The Propfan

I’d written this as a brief essay in the ARCFT-115 class and figured it may be of value to the world:

The Propfan
Turbojet-based Unducted Fan

Turbojet-based engines — which continuously compress ingested air, combust the compressed air combined with injected fuel, and leverage the exhaust gases to drive the compressor assembly — provide a considerably higher power to weight ratio than reciprocating engines.

Presently, amongst fixed-wing, commercial airlines worldwide, there are two primary types of turbo-compound turbojet engines in use: the turbofan and the turboprop.

Subsequent to the oil crisis of 1973, NASA-guided research sought greater fuel efficiency gains in propulsion technologies for commercial aerospace than the ubiquitous turbofan and turboprop engines.

One of the proposed and tested implementations was of the “propfan” model.

The propfan combined the well-understood technologies of both the turbofan and turboprop puller-type designs but included a second, coaxial fan counter-rotating to negate the thrust torque imparted by a single-fan/single-propeller engine in a pusher configuration.

NASA installed a test engine, constructed by General Electric as the GE36 propfan, onto a Boeing 727-100 airframe replacing one of the aircraft’s three engines. Research on this test model found that the tested propfan realized 35% greater fuel efficiency than its turbo-compound counterparts. Additional tests were performed on a McDonnell Douglas MD-80 finding similar results.

The onboard perceived noise — described as “buzzsaw-like” by witnesses at the time — would be minimized at cruise speeds by mounting the engines aft of the passengers and crew. By modern standards, this requirement will present significant design challenges to the existing wing-nacelle preference.

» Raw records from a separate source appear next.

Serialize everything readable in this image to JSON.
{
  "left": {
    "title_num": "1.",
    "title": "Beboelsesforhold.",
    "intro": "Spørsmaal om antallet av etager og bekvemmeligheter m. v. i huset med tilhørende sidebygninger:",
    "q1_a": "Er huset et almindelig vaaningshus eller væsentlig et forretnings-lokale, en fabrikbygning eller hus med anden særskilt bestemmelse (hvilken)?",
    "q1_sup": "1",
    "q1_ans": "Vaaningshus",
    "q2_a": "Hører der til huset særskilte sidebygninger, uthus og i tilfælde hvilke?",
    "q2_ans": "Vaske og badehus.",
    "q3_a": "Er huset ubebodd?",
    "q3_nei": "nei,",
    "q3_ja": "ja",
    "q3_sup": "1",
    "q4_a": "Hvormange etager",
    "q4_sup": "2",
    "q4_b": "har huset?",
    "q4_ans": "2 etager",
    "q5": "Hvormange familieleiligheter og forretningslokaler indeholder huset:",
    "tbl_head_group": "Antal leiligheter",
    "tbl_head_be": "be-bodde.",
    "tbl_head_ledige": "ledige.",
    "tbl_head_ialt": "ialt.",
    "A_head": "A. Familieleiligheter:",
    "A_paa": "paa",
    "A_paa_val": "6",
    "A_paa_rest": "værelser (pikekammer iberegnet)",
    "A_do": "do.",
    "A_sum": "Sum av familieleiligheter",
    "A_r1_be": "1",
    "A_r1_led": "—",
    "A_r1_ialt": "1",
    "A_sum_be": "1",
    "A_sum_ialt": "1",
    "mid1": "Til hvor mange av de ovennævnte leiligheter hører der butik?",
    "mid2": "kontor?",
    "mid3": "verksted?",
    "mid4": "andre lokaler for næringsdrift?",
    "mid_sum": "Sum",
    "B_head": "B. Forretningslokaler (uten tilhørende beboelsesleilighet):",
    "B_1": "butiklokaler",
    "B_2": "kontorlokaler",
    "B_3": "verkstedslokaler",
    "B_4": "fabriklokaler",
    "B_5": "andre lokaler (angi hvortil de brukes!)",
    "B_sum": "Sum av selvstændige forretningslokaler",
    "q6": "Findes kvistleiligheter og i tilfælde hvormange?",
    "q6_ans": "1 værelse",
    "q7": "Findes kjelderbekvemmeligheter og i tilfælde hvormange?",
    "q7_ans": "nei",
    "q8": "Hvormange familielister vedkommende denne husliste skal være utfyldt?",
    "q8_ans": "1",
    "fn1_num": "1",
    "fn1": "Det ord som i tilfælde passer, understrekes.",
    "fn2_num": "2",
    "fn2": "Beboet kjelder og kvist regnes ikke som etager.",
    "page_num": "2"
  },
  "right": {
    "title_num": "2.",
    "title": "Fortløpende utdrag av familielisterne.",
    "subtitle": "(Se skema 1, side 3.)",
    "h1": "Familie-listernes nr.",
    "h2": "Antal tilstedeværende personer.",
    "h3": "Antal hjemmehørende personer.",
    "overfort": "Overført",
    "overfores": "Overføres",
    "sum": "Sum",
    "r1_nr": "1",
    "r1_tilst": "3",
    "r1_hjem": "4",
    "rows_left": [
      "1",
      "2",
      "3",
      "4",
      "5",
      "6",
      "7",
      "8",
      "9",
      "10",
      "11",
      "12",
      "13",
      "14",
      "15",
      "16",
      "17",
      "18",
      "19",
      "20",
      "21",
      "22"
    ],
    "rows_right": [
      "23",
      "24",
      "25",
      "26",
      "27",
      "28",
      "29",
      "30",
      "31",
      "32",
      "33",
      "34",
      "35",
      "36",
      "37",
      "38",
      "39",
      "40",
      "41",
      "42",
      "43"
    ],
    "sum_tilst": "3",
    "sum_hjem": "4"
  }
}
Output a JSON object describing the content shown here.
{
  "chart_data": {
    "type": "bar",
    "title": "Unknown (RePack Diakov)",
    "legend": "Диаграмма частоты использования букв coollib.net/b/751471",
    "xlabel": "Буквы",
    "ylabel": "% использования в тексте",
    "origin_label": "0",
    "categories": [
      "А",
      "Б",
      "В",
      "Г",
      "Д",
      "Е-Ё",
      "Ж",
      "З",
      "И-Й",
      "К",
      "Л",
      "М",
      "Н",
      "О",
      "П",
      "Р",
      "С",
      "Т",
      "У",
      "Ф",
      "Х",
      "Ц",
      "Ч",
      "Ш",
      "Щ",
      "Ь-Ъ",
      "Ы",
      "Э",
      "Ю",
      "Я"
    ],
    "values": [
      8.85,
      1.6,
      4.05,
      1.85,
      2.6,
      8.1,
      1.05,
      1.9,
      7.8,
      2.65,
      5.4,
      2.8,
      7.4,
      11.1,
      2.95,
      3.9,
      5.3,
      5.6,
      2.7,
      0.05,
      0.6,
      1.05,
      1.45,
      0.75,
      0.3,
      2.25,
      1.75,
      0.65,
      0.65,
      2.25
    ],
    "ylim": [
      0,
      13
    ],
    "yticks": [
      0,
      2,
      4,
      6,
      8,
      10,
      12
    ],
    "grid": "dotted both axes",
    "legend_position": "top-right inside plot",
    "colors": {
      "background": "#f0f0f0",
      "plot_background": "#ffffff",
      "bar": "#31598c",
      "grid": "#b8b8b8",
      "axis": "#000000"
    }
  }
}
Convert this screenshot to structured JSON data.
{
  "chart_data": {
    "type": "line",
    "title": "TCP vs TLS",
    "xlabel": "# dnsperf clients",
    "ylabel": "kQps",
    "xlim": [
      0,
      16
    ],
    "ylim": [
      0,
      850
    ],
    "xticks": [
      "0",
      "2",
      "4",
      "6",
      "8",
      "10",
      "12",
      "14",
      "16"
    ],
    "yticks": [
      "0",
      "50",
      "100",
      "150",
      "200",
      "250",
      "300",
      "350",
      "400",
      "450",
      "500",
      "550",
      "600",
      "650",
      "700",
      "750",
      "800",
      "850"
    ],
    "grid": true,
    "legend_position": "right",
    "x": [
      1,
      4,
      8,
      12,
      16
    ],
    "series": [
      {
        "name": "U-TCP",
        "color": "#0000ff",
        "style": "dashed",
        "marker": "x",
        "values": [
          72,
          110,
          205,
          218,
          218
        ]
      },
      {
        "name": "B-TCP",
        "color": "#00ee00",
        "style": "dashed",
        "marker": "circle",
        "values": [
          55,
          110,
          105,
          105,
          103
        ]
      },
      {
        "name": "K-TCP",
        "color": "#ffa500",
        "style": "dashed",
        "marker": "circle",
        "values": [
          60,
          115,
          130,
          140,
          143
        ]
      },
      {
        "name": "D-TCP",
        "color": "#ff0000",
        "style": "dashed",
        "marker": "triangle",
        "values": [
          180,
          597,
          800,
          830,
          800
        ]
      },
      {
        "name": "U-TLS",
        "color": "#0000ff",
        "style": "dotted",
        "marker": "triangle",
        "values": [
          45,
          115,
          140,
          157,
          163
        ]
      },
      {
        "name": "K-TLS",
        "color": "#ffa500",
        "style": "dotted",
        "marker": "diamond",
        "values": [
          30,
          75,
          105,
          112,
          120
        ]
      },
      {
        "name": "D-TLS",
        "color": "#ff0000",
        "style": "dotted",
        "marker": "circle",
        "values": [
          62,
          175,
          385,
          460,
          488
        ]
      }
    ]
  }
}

Testing in the mid-1980s revealed that the ground-level noise pressure of 70 dBA from 30,000 ft overhead flights — as loud as a typical household vacuum cleaner. Testing revealed that the noise signature could be lessened, but with a complete loss of all efficiency-gains realized with the propfan model.

Combined development efforts on the planned Boeing 7J7 and McDonnell Douglas MD-94X were halted. The carbon-composite technologies realized in the GE36 Propfan have been implemented in the current generations of the GE90 and GEnx installed in the Boeing 747, 777, and 787 Dreamliner aircraft.

It would be a worthwhile model to investigate, learn, and explore further leveraging the combination of the additional 35 years of engine efficiency technology, noise abatement, and higher cruise altitudes.

And now, the addendum:

Celera 500L. Yes, it’s a V-12 reciprocating engine. But, what if…

What if engineers were to develop a suitably-sized propfan for it, might it be viable?